Can scaling/averaging down be a viable trading system?

Discussion in 'Strategy Development' started by gdrew77, Jul 30, 2005.

  1. gdrew77


    July 29, 2005
    My trading story…

    I started trading a $30,000.00 account January of this year. I started the year off trading 2 contracts of the ZN and was being stopped out of everything…down to $29,200. Then I started to think that I’m never going to be exactly right on entry so I started to scale in 2 to 3 times as price ran against me on some trades. Well it worked and I was making profits daily. I more than once strung 10+ days of profit together averaging $300 a day with some $900 and $1400 days thrown in a couple of times. I was on fire.
    On June 21st, 2005, after only 6 months trading the account I was up to $49,800.00. I could see $50,000.00…. Heck.…I’m leaving my job this year. Well by the close of the day I was down to $36,959.00. I had 65 contracts of the ZN by days end blindly selling 2’s then 3’s then 5’s and if IB hadn’t sold me out of 30 contracts I would have kept selling. Thanks IB!
    So then I thought I’m in this far I’ll hold overnight and decide what to do in the morning.
    To make a long story short it was Black Tuesday and Blue Wednesday as I liquidated my entire position by 9:30 the next morning and thank God I did or I would have probably blown up the entire account. $23,400.00 left Gosh Darnitt! I continued to trade the next day cause I make money 9 days out of 10 and I can’t lose my fear to pull the trigger.
    Since my blowup I’m up $200 one day. down $300 the next doing 3 to 6 trades a day. I’m trying stops in the market now…..but seem to always get stopped out. Trying to scale in again but 2 or 3 scale ins and I gotta bail out. I’m trading scared and I must stop for a while. Back to my realtor gig and I’m taking a break.

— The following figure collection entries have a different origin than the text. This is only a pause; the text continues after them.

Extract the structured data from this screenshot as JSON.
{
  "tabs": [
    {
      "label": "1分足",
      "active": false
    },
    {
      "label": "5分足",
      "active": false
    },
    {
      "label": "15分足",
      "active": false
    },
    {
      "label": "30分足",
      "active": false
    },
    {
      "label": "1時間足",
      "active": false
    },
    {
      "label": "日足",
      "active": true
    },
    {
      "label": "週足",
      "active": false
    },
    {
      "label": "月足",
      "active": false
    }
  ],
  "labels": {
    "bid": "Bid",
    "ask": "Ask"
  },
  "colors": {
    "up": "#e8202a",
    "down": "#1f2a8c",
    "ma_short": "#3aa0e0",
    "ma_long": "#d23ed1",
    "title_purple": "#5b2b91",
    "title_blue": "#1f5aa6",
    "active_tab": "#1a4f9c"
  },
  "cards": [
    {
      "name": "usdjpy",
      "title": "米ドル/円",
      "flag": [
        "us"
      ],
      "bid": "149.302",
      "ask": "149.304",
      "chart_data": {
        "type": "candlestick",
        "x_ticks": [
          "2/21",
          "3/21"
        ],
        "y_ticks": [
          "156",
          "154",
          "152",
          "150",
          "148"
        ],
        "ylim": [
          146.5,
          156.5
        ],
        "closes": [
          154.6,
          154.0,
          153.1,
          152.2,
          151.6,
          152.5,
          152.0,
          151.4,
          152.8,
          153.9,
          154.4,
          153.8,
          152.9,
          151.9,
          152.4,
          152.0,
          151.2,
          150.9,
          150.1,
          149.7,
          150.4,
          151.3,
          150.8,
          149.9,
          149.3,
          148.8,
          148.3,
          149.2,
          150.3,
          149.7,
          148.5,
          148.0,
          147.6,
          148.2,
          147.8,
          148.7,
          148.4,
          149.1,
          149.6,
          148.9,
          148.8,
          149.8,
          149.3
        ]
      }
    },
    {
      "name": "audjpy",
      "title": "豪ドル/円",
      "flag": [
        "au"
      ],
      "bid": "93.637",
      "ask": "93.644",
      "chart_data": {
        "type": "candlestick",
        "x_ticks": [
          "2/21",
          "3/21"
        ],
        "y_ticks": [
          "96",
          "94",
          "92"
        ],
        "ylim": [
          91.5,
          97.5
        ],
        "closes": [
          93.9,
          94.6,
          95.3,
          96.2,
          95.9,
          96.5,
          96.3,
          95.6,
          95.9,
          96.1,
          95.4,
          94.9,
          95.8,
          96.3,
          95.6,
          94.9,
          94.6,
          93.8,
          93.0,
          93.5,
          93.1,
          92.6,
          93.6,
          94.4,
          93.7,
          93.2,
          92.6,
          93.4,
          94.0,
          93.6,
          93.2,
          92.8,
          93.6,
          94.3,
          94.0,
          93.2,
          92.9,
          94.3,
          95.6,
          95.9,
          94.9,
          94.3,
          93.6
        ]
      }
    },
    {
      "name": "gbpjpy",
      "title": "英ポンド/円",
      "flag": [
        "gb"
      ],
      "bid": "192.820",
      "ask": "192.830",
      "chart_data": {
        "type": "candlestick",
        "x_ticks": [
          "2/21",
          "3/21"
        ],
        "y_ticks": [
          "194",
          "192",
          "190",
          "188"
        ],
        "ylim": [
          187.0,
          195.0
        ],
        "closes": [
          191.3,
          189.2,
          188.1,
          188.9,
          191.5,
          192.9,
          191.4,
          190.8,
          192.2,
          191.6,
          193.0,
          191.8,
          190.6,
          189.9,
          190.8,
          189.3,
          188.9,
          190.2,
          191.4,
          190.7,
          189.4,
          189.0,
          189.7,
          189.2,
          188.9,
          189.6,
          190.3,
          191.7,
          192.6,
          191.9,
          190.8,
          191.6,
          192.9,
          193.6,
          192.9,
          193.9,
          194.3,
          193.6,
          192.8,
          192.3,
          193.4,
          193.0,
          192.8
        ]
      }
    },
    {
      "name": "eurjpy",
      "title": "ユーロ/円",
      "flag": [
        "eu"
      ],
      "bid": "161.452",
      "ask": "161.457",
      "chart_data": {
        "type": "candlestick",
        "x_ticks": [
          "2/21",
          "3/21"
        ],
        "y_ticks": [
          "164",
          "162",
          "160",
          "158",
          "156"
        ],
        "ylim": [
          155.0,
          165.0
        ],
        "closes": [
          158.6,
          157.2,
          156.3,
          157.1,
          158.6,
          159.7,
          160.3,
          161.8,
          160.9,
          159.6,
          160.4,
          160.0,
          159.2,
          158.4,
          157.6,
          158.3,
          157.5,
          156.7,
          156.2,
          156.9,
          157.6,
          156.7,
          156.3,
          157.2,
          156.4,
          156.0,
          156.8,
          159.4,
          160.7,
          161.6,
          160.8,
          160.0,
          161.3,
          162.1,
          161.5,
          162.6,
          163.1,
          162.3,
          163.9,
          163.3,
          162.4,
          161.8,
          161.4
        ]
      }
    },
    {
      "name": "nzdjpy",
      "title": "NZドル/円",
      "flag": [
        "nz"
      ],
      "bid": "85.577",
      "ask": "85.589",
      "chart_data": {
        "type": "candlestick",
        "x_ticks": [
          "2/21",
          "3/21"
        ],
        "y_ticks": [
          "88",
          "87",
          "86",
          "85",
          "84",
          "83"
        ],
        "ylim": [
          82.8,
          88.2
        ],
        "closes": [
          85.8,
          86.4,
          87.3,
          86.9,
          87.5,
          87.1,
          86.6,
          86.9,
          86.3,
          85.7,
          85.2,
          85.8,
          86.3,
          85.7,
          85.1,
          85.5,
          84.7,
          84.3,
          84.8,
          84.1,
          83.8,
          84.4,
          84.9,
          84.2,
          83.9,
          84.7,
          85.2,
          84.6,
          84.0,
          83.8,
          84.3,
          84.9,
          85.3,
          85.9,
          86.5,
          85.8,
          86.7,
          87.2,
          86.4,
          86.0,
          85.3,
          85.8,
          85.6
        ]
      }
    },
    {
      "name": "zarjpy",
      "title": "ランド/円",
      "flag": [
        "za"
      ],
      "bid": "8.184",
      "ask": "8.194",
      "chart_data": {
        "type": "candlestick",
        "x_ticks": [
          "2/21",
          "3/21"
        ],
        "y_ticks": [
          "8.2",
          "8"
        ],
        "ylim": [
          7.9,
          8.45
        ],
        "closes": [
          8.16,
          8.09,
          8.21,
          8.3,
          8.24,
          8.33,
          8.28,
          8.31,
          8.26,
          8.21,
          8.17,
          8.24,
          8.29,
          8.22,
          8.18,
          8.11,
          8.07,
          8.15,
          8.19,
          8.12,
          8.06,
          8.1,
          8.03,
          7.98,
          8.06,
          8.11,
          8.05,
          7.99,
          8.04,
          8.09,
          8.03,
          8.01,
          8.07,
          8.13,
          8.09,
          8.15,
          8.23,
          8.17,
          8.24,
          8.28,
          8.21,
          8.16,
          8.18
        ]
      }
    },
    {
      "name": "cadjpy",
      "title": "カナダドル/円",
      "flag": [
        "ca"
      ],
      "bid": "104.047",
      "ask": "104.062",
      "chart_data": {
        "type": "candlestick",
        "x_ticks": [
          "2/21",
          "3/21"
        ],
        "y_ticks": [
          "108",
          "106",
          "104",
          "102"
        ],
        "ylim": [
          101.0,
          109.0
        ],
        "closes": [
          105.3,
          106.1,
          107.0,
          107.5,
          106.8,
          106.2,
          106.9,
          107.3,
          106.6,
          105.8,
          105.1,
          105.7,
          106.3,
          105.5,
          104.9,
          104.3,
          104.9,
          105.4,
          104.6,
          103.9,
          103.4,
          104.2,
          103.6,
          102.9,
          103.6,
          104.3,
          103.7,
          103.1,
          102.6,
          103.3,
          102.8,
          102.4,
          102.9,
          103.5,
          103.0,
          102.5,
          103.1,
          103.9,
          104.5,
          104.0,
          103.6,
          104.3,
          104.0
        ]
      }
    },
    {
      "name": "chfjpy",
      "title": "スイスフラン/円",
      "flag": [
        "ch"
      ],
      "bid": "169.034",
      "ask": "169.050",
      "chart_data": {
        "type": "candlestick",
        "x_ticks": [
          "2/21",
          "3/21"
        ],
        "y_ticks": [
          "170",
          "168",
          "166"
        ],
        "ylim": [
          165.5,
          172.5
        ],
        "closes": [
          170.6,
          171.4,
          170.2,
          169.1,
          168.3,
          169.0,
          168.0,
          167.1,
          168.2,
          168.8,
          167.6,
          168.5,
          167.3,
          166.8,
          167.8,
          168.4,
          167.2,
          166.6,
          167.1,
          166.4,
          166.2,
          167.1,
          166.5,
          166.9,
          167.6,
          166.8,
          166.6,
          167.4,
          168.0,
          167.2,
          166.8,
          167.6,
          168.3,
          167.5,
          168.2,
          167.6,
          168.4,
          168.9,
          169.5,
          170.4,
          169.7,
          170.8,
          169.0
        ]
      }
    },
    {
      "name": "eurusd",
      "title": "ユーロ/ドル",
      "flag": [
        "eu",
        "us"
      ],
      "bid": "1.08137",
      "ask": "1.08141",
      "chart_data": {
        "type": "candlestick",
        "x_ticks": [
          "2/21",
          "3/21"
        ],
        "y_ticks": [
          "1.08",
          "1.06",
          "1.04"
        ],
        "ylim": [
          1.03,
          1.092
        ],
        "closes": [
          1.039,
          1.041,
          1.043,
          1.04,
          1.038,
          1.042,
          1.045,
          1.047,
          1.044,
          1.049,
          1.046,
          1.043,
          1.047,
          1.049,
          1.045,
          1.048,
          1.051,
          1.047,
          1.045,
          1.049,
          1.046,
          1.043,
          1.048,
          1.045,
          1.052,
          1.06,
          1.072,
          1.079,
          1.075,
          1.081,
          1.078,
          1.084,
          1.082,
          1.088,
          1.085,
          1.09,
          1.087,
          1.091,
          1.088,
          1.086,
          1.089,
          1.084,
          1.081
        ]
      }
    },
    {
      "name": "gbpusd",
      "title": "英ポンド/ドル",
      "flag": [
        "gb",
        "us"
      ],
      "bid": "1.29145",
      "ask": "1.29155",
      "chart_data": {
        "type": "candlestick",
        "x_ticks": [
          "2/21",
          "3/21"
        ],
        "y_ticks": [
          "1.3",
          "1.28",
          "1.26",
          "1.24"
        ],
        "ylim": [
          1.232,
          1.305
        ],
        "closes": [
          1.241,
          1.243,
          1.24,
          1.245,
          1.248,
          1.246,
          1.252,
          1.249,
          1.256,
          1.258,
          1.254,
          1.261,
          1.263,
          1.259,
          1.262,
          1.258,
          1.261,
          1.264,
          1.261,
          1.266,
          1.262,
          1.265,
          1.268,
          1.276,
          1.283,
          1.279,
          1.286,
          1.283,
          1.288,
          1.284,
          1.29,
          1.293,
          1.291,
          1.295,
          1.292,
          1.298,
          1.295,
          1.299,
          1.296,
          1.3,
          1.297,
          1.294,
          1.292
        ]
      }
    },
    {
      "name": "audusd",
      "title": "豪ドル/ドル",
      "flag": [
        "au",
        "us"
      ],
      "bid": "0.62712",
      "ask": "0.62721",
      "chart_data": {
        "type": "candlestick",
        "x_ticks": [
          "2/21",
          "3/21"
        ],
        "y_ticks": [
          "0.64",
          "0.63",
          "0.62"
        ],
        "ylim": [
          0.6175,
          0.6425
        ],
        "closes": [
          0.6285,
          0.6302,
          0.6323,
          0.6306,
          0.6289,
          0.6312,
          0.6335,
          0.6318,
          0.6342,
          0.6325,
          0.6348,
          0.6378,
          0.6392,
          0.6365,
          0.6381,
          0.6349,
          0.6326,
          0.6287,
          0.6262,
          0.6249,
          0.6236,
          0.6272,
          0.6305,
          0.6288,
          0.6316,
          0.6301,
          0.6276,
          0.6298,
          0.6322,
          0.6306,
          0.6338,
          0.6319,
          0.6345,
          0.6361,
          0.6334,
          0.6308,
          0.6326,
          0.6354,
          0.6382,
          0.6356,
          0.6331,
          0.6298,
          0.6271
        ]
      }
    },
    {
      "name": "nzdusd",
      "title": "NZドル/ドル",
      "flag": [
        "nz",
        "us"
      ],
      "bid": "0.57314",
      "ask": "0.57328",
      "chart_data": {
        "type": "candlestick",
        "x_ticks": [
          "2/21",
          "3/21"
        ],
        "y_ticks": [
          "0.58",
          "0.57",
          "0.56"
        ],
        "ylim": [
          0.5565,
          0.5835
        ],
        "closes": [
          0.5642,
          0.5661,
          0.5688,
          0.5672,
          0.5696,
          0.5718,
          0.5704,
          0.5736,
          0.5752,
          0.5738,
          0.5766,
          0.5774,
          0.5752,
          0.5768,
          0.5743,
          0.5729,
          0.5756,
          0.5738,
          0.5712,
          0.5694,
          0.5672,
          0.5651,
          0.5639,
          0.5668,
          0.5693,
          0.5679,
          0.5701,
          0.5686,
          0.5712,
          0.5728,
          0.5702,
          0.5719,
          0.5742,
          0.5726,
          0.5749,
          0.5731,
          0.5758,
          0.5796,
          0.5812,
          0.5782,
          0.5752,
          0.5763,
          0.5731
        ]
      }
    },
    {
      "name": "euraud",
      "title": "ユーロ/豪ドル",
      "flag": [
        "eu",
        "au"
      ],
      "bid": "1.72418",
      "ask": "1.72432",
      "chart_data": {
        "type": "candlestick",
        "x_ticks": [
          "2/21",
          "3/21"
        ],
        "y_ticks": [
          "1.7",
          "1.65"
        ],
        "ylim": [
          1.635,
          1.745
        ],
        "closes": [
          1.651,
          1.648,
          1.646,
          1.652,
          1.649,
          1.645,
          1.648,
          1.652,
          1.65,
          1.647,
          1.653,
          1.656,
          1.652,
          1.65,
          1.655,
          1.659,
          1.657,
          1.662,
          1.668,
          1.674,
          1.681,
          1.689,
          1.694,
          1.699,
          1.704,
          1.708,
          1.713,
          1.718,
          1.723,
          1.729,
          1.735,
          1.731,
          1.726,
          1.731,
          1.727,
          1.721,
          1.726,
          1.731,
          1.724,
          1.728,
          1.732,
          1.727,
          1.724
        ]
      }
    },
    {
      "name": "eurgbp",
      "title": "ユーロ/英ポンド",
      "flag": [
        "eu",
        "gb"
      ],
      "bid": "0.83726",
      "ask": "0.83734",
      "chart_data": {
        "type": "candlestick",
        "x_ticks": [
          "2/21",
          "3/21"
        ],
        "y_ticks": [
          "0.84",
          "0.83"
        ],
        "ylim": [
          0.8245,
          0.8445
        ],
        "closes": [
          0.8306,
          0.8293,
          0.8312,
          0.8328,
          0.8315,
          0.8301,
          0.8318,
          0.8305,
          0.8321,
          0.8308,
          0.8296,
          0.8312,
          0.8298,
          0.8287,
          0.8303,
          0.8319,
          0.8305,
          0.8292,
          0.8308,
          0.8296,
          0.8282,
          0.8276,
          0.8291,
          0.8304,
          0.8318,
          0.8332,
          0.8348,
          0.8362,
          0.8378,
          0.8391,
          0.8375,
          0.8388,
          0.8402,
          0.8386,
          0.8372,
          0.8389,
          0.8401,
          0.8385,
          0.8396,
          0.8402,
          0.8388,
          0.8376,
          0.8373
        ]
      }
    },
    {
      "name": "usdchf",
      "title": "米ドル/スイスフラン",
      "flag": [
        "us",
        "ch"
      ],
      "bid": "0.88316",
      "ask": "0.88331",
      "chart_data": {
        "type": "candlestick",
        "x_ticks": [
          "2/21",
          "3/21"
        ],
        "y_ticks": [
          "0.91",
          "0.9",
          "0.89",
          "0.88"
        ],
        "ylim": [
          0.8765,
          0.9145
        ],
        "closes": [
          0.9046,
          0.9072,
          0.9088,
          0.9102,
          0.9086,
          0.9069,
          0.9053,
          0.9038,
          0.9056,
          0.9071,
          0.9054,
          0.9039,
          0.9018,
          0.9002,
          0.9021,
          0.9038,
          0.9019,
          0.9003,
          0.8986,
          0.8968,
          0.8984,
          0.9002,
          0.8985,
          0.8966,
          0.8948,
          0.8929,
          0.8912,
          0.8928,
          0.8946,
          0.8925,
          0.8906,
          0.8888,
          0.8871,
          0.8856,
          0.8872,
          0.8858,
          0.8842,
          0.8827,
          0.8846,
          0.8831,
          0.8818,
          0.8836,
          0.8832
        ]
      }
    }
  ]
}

    Am I doomed to eventual failure with a system that scales in as price goes against me? Is anyone currently successful trading a system that scales in to average a better price. Can a system possibly be developed that includes maximum scale-ins and maximum stop points?
    Why did I blow up? I must develop a system that keeps the inevitable large drawdowns manageable and protects me from myself. Darn, and I thought I had this sh.. figured out.
  2. Cos your risk was out of whack with your account size...
  3. Remiraz


    These type of averaging down is call "Martingale".

    It can never be a viable trading system because there will eventually come a trend long enough to wipe you out.

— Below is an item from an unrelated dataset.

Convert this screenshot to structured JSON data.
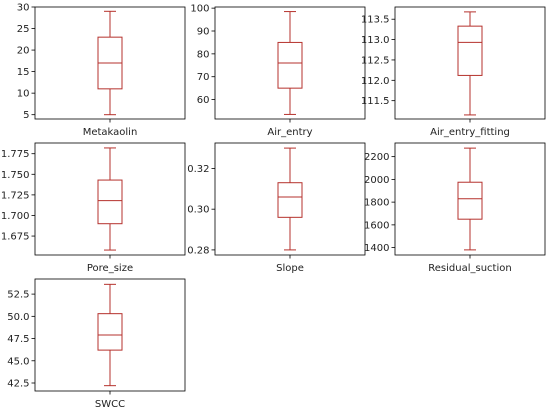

    Unless you spread your capital per trade in such a way as to be able to average down all the way to 0. In that case, the returns would suck even if you had millions.

    If a stop loss or cut off point is added, the losses for those times are tremendous and will wipe out the small winners u accumulated.

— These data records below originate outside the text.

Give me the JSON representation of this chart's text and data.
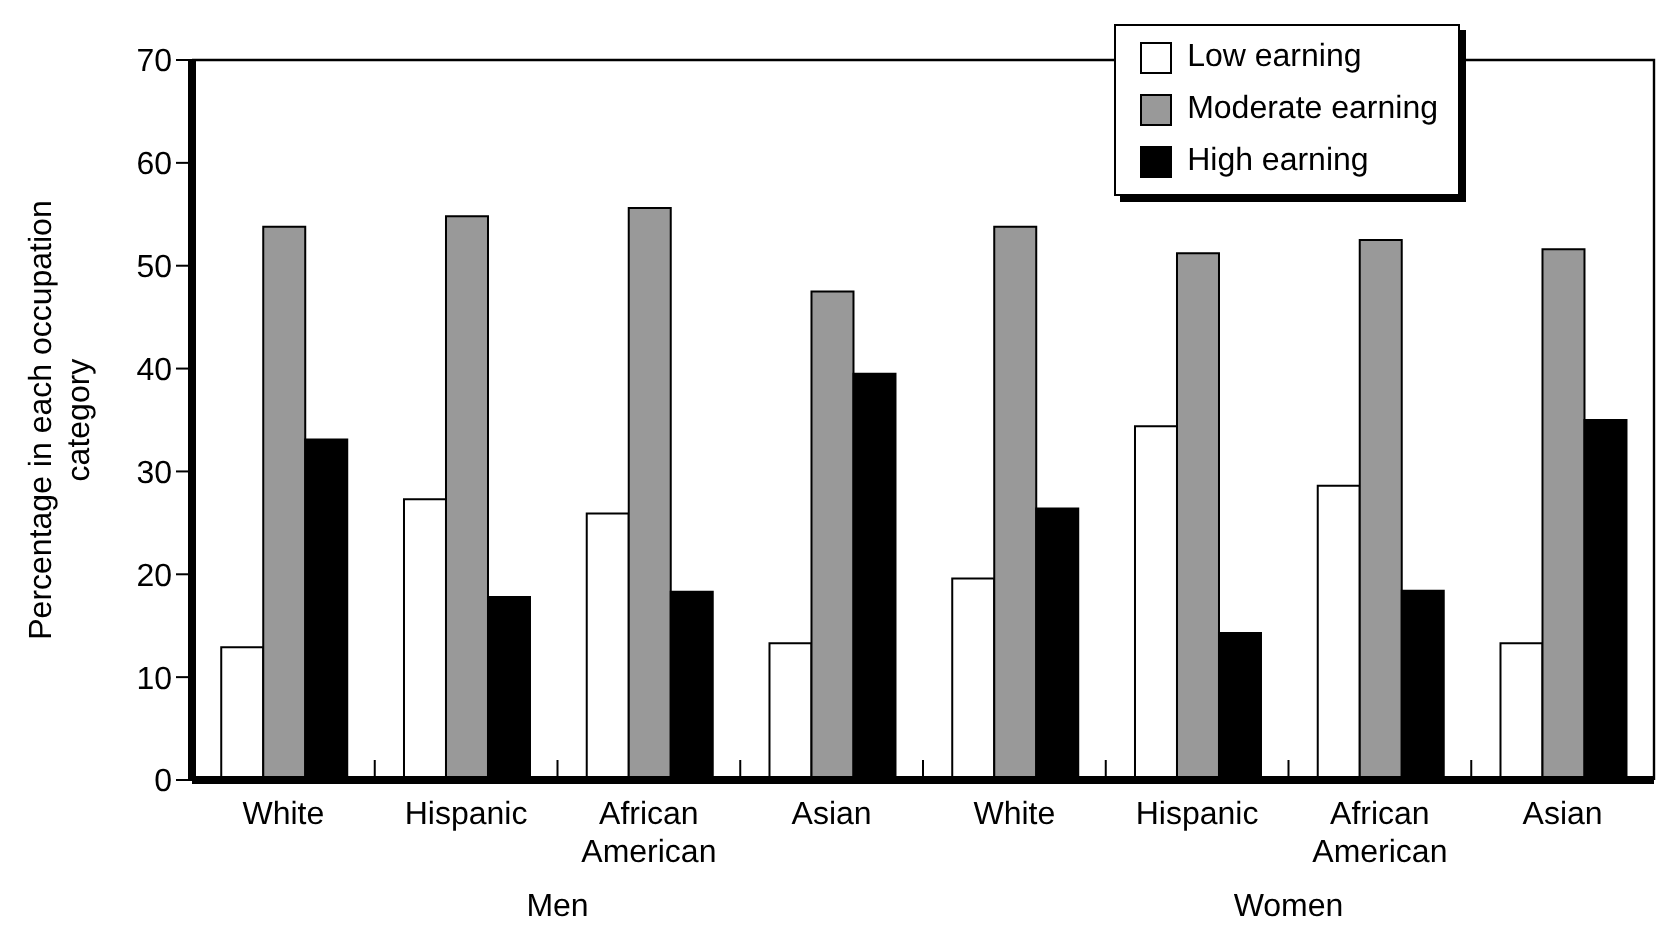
{
  "chart_data": {
    "type": "bar",
    "ylabel": "Percentage in each occupation category",
    "categories": [
      "White",
      "Hispanic",
      "African American",
      "Asian",
      "White",
      "Hispanic",
      "African American",
      "Asian"
    ],
    "series": [
      {
        "name": "Low earning",
        "color": "#ffffff",
        "values": [
          12.9,
          27.3,
          25.9,
          13.3,
          19.6,
          34.4,
          28.6,
          13.3
        ]
      },
      {
        "name": "Moderate earning",
        "color": "#999999",
        "values": [
          53.8,
          54.8,
          55.6,
          47.5,
          53.8,
          51.2,
          52.5,
          51.6
        ]
      },
      {
        "name": "High earning",
        "color": "#000000",
        "values": [
          33.1,
          17.8,
          18.3,
          39.5,
          26.4,
          14.3,
          18.4,
          35.0
        ]
      }
    ],
    "ylim": [
      0,
      70
    ],
    "yticks": [
      0,
      10,
      20,
      30,
      40,
      50,
      60,
      70
    ],
    "grid": false,
    "legend": "top right",
    "annotations": [
      "Men",
      "Women"
    ]
  }
}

    Bottom line: Martingale sux. :D
  4. it can work under certain circumstances - if you lower your initial position size and your strategy/system is mean reversion in nature, as opposed to trend, momentum/breakout.
  5. I'm even impressed that you still had a $19,800 profit after 6 months of doubling-down trading. :eek:

    When you're wrong, you're out. Period.

  6. Trent


    There is nothing wrong with scaling / averaging down in itself, most of the professional traders I have witnessed in action use it. The point is that it it can work as a part of a good trading plan/strategy but the question you ask in the tittle of this thread implies that you consider it to be a strategy in itself.

    Your problem seems to be a lack of a good strategy and obviously trading far too much size.

    I personally average down as mean reversion in rangebound market or to enter a retracement to position myself in the direction of a trend. Never average down against a trend! The trick obviously is to define when the above mentioned conditions are present.

  7. gdrew77


    Thanks guys. My system trades trendline bounces usind MACD divergences as confirmation. Maybe, for example, I can scale 1 contract into the ZN 3 times maximum every 1.5 points against me with a fixed stop point where I exit the entire position if wrong placed in the market. At least the drawdowns although large will not be devastating. By the way, many trades I do not even scale into and I ride for a small profit. Other trades I only scale in once. I want to protect myself from those moments of irrational behavior when I blindly scale into massive positions way too large for my account size.
  8. Trent, professional is not necessarily synonym of successful. :confused:

    Also the original poster obviously has just arrived into trading. My worst advice to a newbie would be to say that averaging down is not a problem. It is. As a beginner you must accept that you are wrong. If you don't, you'll get burnt sooner or later. Big time.
  9. you have to trade in BOTH directions at the same time in two separate accounts and in varying ratio's in relation to the current price level--------then you can do what you were doing but in both directions simultaneously. This way every one point of movement is an accumulation on one side and a profit on the other----------minute by minute, day after day.

    you must have your two separate accounts cross-margined and co-linked to do this {or up to 8 accounts total for the es if you trade the .00, .25, .50, and .75 levels for one point in both directions at the same time}
  10. gdrew77


    This sounds awesome but I'm still digesting it. So I'm always in the market and accumulating or gaining profit simultaneously. When do I cover?